Charter Communications, bidding as CCO Holdings, was the biggest Rural Digital Opportunity Fund auction winner, measured by number of locations. The cable company won $1.22 billion in the auction, which was completed early last week, to bring service to over one million locations in 24 states.
Charter was not the biggest winner measured by funding, however. Using that metric, the biggest winner was LTD Broadband, which won $1.3 billion. That company won funding to bring broadband to 528,000 locations in 15 states.
Other big winners include:
- Rural Electric Cooperative Consortium, which won $1.1 billion for 618,000 locations in 22 states
- Space Exploration Technologies Corp, which won $885.5 million for 642,000 locations in 35 states
- Windstream, which won $522.9 million for 192,567 locations in 18 states
- Frontier, which won $370.9 million for 127,188 locations in eight states
- AMG Technology Investment Group, which has been a bidding entity for Nextlink, which won $429.2 million for 206,136 locations in 12 states
- ReSound Networks, which won $310,681,00 for 219,239 locations in seven states
- CenturyLink, which won $262.3 million for 77,257 locations in 20 states
It’s commonplace for some large companies to bid under unfamiliar names, but neither LTD Broadband nor ReSound Networks appear to be bidding entities for more familiar names.
RDOF Auction Winners
Nearly all areas eligible for the RDOF auction (almost 99%) received a winning bid, according to an FCC press release. The total amount of funding awarded was $9.2 billion for 49 states. The auction had been budgeted to award up to $16 billion, which means that the non-awarded balance of $6.8 billion will be allocated toward phase two of the RDOF auction.
According to the FCC, nearly all RDOF auction winners (99.7%) have committed to deploying service at speeds of at least 100/20 Mbps, with 85% getting gigabit broadband. The results point to the success of the weighting system used in the auction, which was designed to favor bids to provide higher-speed service.

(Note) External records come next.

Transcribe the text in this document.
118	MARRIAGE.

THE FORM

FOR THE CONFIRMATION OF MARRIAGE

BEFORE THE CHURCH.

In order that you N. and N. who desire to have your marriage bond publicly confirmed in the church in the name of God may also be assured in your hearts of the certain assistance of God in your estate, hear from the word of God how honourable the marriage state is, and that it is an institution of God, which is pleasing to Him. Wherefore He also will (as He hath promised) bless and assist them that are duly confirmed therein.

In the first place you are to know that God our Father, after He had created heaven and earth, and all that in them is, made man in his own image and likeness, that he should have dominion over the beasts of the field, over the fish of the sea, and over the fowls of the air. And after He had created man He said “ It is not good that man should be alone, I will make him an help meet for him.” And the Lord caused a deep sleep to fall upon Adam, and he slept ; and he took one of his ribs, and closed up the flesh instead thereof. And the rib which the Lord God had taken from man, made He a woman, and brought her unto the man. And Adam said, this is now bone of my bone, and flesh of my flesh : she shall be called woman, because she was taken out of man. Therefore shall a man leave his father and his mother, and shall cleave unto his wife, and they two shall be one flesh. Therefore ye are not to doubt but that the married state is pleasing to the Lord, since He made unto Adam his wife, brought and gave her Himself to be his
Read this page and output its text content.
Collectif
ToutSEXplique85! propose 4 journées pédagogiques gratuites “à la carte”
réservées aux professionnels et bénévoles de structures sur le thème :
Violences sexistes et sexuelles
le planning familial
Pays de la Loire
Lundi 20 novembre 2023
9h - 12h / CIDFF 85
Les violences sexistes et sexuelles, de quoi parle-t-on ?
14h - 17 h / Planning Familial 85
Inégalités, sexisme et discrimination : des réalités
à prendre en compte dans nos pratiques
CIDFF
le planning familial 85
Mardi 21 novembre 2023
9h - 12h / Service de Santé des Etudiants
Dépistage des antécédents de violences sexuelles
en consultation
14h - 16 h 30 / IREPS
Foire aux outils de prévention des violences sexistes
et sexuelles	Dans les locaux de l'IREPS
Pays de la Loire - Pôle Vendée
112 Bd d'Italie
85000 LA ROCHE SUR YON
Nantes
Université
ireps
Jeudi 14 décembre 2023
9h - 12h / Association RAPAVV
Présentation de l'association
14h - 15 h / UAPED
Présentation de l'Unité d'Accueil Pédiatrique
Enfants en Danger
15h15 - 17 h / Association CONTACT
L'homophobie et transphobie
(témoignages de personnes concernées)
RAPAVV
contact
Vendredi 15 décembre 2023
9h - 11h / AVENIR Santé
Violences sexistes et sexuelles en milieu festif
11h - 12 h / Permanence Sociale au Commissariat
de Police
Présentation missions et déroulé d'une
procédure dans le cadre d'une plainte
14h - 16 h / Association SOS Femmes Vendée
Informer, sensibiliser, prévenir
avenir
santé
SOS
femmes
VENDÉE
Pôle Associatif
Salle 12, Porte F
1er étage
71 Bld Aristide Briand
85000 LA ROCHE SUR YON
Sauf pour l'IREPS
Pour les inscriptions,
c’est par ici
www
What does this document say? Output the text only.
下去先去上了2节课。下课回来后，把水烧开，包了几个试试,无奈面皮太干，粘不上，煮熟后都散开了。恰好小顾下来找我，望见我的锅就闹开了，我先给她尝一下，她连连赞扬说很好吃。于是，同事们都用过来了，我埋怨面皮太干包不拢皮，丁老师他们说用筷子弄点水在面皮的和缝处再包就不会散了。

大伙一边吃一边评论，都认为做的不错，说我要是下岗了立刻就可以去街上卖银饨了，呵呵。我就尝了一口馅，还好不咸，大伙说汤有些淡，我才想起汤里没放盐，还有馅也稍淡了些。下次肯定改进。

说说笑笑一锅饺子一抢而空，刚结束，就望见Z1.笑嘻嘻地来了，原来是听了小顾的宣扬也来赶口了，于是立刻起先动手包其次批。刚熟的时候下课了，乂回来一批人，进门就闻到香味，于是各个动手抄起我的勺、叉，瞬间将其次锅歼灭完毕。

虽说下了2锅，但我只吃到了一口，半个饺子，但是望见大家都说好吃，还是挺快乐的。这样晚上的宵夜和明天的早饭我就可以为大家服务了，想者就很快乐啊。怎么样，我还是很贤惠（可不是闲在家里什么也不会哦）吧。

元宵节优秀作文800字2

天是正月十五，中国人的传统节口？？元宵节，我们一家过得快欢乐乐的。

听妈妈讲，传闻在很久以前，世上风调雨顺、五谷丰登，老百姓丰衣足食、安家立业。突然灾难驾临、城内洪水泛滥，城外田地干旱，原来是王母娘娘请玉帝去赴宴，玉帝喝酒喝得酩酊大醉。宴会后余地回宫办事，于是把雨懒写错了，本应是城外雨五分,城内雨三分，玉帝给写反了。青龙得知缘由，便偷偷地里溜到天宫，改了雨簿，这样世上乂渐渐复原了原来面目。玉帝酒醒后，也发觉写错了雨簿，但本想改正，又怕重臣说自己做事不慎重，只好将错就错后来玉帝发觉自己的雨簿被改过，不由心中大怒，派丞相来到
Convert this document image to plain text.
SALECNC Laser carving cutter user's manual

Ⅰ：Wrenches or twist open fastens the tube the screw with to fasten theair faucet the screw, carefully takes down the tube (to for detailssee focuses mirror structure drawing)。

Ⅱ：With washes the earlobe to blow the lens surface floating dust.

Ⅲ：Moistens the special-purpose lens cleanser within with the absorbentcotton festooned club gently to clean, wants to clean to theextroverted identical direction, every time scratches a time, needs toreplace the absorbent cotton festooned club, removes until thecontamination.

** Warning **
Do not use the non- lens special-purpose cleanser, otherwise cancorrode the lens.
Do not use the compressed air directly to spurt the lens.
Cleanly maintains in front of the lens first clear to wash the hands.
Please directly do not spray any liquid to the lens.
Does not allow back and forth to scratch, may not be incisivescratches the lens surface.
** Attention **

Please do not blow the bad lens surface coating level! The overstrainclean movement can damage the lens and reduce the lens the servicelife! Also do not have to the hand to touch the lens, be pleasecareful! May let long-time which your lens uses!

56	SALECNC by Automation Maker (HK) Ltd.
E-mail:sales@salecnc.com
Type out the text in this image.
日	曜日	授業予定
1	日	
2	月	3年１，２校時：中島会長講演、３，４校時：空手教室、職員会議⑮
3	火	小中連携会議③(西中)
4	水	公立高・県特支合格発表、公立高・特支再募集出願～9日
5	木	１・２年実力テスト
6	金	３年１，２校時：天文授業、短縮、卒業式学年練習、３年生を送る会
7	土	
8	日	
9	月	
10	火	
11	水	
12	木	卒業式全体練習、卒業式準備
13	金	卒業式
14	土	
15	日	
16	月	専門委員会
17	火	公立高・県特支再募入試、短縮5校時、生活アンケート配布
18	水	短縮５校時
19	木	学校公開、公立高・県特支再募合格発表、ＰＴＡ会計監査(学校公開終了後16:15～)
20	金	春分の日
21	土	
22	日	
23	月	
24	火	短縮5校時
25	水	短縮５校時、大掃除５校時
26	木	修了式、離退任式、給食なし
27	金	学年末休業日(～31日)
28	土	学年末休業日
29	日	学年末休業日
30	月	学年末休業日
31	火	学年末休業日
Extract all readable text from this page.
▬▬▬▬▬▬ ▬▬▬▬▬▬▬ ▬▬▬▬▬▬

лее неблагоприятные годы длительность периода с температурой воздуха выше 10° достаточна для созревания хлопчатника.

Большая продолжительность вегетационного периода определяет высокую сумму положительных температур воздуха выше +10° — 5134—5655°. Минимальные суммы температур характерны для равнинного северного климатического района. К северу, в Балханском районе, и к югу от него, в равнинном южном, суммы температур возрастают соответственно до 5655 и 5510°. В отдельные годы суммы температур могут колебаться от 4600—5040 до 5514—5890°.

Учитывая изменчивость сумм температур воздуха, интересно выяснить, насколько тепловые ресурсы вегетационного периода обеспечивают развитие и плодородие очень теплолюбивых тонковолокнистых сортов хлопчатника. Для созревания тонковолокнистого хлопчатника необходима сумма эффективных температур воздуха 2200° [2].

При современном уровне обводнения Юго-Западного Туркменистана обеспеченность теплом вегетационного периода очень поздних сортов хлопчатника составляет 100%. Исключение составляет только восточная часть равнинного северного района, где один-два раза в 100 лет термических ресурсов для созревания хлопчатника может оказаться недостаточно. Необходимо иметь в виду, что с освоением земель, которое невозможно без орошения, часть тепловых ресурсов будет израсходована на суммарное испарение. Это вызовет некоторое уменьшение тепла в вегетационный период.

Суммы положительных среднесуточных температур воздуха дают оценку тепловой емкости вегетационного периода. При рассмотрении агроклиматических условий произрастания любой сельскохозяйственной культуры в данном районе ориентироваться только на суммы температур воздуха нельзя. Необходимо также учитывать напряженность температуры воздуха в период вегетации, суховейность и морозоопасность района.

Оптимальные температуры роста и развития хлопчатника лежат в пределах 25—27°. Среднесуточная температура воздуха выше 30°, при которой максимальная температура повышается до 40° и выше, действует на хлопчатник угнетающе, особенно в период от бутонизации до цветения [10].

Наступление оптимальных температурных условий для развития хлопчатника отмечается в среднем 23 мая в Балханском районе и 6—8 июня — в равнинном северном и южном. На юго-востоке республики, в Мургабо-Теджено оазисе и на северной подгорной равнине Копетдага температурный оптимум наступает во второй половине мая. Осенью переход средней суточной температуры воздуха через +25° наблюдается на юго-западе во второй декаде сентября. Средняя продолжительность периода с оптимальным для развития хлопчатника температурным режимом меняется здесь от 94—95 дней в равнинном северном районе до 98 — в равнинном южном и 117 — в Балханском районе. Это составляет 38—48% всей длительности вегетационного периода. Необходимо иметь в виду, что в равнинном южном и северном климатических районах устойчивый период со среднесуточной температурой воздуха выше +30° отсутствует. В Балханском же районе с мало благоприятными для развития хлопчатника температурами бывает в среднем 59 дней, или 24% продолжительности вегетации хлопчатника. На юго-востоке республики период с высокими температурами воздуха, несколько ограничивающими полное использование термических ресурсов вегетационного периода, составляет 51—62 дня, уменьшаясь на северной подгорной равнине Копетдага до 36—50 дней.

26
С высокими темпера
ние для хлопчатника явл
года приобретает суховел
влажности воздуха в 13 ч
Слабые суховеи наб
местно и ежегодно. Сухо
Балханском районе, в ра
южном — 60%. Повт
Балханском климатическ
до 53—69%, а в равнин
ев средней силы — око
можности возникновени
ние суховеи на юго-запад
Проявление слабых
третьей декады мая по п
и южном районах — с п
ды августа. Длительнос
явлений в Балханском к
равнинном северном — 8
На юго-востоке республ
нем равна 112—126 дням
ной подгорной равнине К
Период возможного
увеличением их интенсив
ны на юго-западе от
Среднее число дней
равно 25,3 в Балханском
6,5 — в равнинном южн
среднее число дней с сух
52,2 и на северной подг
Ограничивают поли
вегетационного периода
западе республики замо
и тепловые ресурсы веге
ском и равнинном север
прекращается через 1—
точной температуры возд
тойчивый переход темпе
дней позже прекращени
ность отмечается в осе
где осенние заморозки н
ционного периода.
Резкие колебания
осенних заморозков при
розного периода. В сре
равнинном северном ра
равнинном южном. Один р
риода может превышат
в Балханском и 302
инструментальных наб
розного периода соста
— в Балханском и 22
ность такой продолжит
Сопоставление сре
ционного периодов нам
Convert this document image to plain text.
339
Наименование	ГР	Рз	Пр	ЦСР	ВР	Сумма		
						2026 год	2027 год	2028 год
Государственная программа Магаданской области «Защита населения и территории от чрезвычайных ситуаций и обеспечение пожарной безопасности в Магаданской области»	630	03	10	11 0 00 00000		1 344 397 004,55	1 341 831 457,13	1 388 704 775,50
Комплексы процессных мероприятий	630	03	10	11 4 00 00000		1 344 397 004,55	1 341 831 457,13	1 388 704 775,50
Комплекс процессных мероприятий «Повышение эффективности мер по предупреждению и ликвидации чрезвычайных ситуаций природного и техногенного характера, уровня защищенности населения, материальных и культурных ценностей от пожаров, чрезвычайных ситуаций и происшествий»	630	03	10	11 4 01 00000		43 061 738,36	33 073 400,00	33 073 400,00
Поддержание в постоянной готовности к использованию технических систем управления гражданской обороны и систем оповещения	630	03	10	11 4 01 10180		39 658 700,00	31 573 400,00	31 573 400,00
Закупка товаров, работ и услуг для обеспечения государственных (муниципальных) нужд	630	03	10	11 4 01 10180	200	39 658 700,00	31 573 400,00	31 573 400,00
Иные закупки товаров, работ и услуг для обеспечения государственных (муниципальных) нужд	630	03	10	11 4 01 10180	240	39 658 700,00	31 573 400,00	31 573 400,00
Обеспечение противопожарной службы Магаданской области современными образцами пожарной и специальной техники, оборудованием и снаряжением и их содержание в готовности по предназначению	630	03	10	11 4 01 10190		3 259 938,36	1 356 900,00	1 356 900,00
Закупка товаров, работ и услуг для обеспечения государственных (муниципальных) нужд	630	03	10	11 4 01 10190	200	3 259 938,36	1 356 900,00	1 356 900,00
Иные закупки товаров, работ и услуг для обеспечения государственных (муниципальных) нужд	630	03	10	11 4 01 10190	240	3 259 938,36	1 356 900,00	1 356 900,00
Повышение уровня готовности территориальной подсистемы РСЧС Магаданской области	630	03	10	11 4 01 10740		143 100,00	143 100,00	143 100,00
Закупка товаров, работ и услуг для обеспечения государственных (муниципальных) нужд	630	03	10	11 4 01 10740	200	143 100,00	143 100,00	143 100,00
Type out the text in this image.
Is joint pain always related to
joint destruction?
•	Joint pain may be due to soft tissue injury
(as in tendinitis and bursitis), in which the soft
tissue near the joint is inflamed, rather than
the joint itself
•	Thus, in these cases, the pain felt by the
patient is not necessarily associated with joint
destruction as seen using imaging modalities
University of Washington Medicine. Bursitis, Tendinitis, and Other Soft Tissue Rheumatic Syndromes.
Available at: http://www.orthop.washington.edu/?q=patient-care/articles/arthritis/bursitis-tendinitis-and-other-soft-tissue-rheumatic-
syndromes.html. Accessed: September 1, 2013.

Nearly 400 (386) entities qualified to participate in the RDOF auction. Nearly half – 180 – were RDOF auction winners.
Big name companies that qualified to bid in the auction but are not on the RDOF auction winners list include Verizon and ViaSat.
Hughes Network Systems, which, like ViaSat, delivers broadband from geostationary satellites, won a relatively small $1.3 million in the auction. It’s interesting to compare the fate of the geostationary satellite operators with that of SpaceX, which operates non-geostationary satellites designed to provide lower latency. One of the auction weighting factors favored bids for lower-latency service.
Telecompetitor will be digging into the details and sharing more in the coming days and weeks. Follow our RDOF coverage here.
Updated to include information about entities that qualified to bid in the auction but did not win.
I hope the FCC keeps tabs on some of the winners.
ReSound is a WISP in the Panhandle of Texas and a competitor to us. We have people complain to us often that they tried ReSound and could not get the service promised.
I cannot see a WISP obtaining gigabit speeds.
Hughes Network Systems and ViaSat are a joke for providing rural broadband. Very costly and you have to sign a contract that is binding before you get to try it. Now trial period.
Airbox Canada and Globetel Holdings have Docsis based fixed wireless solutions that can provide Gigabit speeds. We have actually reached 2 Gigs to the home.
Getting the utility companies/pole owners to complete their required work prior to the broadband companies actually connecting the broadband is always the long pole in the tent (no pun intended). But the broadband companies are dependent on their necessary work being completed (which the broadband companies pay them for in advance) prior to them starting to trench, lay fiber/cable, etc.